Polygon Mesh - Elements of Mesh Modeling

Elements of Mesh Modeling

Objects created with polygon meshes must store different types of elements. These include vertices, edges, faces, polygons and surfaces. In many applications, only vertices, edges and either faces or polygons are stored. A renderer may support only 3-sided faces, so polygons must be constructed of many of these, as shown in Figure 1. However, many renderers either support quads and higher-sided polygons, or are able to triangulate polygons to triangles on the fly, making it unnecessary to store a mesh in a triangulated form. Also, in certain applications like head modeling, it is desirable to be able to create both 3- and 4-sided polygons.

A vertex is a position along with other information such as color, normal vector and texture coordinates. An edge is a connection between two vertices. A face is a closed set of edges, in which a triangle face has three edges, and a quad face has four edges. A polygon is a set of faces. In systems that support multi-sided faces, polygons and faces are equivalent. However, most rendering hardware supports only 3- or 4-sided faces, so polygons are represented as multiple faces. Mathematically a polygonal mesh may be considered an unstructured grid, or undirected graph, with additional properties of geometry, shape and topology.
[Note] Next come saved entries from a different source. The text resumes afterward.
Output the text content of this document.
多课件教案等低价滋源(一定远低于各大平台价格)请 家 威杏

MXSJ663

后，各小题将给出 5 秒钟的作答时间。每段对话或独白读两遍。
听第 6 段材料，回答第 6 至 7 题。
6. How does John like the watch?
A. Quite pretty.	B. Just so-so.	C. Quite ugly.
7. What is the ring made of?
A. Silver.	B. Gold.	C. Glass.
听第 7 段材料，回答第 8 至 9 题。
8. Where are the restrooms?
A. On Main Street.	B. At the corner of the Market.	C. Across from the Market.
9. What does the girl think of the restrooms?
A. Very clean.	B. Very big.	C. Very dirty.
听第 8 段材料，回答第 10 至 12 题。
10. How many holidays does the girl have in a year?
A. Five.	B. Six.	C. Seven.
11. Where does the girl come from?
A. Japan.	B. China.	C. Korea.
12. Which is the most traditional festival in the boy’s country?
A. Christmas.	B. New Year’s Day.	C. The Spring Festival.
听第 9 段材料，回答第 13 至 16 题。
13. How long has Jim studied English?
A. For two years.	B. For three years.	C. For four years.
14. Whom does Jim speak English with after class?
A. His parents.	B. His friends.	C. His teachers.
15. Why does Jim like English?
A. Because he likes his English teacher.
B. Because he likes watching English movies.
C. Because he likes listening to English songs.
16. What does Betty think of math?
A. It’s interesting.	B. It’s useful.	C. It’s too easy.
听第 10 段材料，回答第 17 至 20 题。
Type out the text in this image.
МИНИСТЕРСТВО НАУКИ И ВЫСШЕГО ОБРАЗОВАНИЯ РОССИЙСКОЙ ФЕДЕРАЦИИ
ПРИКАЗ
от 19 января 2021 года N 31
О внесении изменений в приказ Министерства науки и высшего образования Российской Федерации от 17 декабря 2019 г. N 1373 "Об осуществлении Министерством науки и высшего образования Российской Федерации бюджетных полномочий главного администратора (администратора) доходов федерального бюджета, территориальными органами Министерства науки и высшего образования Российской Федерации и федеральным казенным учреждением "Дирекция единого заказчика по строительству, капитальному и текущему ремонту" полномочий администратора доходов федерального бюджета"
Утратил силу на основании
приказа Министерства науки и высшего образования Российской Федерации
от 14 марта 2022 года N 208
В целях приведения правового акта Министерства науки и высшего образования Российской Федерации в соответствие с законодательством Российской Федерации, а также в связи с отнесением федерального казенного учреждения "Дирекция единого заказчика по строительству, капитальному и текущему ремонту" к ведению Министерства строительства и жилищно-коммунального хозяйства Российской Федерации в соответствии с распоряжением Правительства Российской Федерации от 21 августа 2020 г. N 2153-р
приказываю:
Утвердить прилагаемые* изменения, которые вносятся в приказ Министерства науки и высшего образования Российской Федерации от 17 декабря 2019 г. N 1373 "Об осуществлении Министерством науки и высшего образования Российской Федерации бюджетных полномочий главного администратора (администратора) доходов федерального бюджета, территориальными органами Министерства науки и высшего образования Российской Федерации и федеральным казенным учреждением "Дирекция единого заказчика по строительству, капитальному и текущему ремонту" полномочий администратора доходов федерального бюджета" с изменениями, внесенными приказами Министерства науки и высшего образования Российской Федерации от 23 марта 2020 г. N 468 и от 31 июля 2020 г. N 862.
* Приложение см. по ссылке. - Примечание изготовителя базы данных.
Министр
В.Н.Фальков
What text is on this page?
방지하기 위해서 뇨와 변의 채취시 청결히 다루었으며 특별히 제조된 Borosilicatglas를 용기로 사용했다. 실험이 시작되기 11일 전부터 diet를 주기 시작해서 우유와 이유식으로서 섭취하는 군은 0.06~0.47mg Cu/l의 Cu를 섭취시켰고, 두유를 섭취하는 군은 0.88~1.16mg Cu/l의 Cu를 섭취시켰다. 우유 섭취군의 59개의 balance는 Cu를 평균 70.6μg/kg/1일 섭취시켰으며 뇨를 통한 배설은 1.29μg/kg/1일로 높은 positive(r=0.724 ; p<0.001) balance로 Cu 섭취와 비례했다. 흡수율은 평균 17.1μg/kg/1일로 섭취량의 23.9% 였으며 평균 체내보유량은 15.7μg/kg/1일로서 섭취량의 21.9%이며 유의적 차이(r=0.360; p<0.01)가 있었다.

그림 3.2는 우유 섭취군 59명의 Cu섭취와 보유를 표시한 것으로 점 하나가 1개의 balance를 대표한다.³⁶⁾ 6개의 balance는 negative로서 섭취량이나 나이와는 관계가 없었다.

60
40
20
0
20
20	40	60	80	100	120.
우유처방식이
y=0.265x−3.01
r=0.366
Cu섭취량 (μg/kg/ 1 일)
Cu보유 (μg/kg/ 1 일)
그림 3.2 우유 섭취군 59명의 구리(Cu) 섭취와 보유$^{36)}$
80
Surfaces, more often called smoothing groups, are useful, but not required to group smooth regions. Consider a cylinder with caps, such as a soda can. For smooth shading of the sides, all surface normals must point horizontally away from the center, while the normals of the caps must point in the +/-(0,0,1) directions. Rendered as a single, Phong-shaded surface, the crease vertices would have incorrect normals. Thus, some way of determining where to cease smoothing is needed to group smooth parts of a mesh, just as polygons group 3-sided faces. As an alternative to providing surfaces/smoothing groups, a mesh may contain other data for calculating the same data, such as a splitting angle (polygons with normals above this threshold are either automatically treated as separate smoothing groups or some technique such as splitting or chamfering is automatically applied to the edge between them). Additionally, very high resolution meshes are less subject to issues that would require smoothing groups, as their polygons are so small as to make the need irrelevant. Further, another alternative exists in the possibility of simply detaching the surfaces themselves from the rest of the mesh. Renderers do not attempt to smooth edges across noncontiguous polygons.

Mesh format may or may not define other useful data. Groups may be defined which define separate elements of the mesh and are useful for determining separate sub-objects for skeletal animation or separate actors for non-skeletal animation. Generally materials will be defined, allowing different portions of the mesh to use different shaders when rendered. Most mesh formats also suppose some form of UV coordinates which are a separate 2d representation of the mesh "unfolded" to show what portion of a 2-dimensional texture map to apply to different polygons of the mesh.